Il ne faut pas sous-estimer l’impact dévastateur de la maladie mentale. Pour plus de 300 000 Canadiens atteints de schizophrénie, dont un bon nombre ont entamé l’adolescence en pleine possession de leurs moyens, les premières manifestations de la maladie ont tout simplement été catastrophiques. « Les personnes atteintes voient littéralement leur vie se désagréger sous leurs yeux », indique Joan Montgomery, directrice générale de la Société canadienne de la schizophrénie. L’aspect le plus troublant de cette maladie : elle frappe habituellement des jeunes gens âgés de 14 à 30 ans. Cette dure réalité confirme l’importance cruciale du programme de dépistage et d’intervention précoces du professeur Malla, programme qui vise à éviter que les crises psychotiques ne se répètent. Pendant que le professeur Malla aide les Canadiens à comprendre la progression de la maladie, Judes Poirier contribue au rayonnement de Montréal grâce à ses découvertes scientifiques. Compte tenu qu’environ 509 000 Canadiens de plus de 65 ans souffriront de la maladie d’Alzheimer d’ici 2031, le travail du professeur Poirier sur un gène de susceptibilité a vite suscité l’attention internationale et lui a valu des éloges de la part de la communauté scientifique mondiale. « Nous jouissons d’une excellente réputation dans le domaine [de la recherche sur la maladie d’Alzheimer] grâce à Judes Poirier », note Jack Diamond, directeur scientifique de la Société Alzheimer du Canada.

« Les travaux du professeur Malla sur le diagnostic précoce de la schizophrénie représentent une percée tout à fait remarquable, indique Joan Montgomery.

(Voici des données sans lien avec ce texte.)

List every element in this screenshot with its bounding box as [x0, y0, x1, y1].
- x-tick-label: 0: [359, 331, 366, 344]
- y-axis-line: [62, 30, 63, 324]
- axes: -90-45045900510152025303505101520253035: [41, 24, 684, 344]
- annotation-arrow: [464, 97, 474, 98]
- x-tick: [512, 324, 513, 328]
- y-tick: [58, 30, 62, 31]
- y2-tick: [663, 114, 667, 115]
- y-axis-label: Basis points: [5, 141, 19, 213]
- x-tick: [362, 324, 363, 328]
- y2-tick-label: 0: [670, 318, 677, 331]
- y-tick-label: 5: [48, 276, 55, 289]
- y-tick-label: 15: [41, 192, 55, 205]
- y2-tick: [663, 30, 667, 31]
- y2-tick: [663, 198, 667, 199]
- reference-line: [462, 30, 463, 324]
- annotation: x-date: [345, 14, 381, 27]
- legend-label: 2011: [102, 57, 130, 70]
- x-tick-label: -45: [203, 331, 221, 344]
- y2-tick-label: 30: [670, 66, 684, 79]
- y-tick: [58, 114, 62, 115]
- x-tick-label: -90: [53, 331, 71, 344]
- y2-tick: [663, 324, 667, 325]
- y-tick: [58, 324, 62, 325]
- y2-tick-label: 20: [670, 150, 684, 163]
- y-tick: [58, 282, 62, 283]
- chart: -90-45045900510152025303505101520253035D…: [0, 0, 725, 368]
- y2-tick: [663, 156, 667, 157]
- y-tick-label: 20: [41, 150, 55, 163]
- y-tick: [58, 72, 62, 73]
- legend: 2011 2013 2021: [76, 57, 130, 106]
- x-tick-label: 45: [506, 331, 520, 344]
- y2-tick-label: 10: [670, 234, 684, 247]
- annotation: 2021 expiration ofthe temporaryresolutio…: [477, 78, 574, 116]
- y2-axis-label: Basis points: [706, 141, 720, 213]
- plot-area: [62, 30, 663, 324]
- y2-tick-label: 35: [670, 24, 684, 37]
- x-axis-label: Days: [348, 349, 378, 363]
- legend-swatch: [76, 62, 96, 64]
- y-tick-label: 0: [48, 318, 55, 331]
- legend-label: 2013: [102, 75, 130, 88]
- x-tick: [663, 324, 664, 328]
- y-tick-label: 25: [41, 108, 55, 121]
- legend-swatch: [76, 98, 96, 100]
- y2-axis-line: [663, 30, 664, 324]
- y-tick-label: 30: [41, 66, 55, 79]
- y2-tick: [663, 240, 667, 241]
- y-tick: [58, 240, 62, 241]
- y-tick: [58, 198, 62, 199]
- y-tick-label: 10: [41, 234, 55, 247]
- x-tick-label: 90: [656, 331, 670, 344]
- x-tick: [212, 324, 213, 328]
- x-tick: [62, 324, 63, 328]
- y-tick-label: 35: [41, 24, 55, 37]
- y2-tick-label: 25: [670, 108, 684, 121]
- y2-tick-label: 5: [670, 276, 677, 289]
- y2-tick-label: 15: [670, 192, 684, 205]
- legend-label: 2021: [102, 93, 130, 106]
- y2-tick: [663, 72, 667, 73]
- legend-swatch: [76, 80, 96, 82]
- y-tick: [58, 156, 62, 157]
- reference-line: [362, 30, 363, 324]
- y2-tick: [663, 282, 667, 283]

Plus il y aura de recherches qui pourront nous aider à diagnostiquer de plus en plus tôt la maladie, plus nous disposerons d’outils [pour traiter les patients]. »

Partenaires

Les résultats des recherches, combinés à la reconnaissance des milieux scientifiques et à la découverte d’applications pratiques, attirent les chercheurs d’envergure internationale au CRISM, à Montréal. Selon le professeur Quirion, une pléiade de scientifiques provenant des États-Unis, de l’Amérique du Sud, de l’Europe, du Japon et de la Chine ont trouvé un port d’attache au CRISM. Ils ont été séduits par le climat de collaboration et la possibilité d’y mener des recherches de pointe. Un autre facteur contribuant à attirer au CRISM des cliniciens de talent : la relative jeunesse de son équipe de cliniciens. En effet, l’âge moyen des chercheurs du CRISM est de 38 ans, soit 14 ans de moins que la moyenne nationale, selon les données fournies par le professeur Quirion.

Par ailleurs, les cliniciens chevronnés ne sont pas les seuls à remarquer le CRISM. Des géants de l’industrie pharmaceutique, tels Pfizer Canada et AstraZeneca, ont fait équipe avec le Centre et subventionné la formation de jeunes chercheurs. Ainsi, des étudiants en médecine effectuant leur résidence à l’Hôpital Douglas peuvent mener parallèlement, au CRISM, une formation en recherche sur le diagnostic des maladies mentales. Selon le professeur Quirion, les recherches et les initiatives de formation soutenues dans le cadre de ce partenariat « aident à former la prochaine génération de scientifiques au Canada ».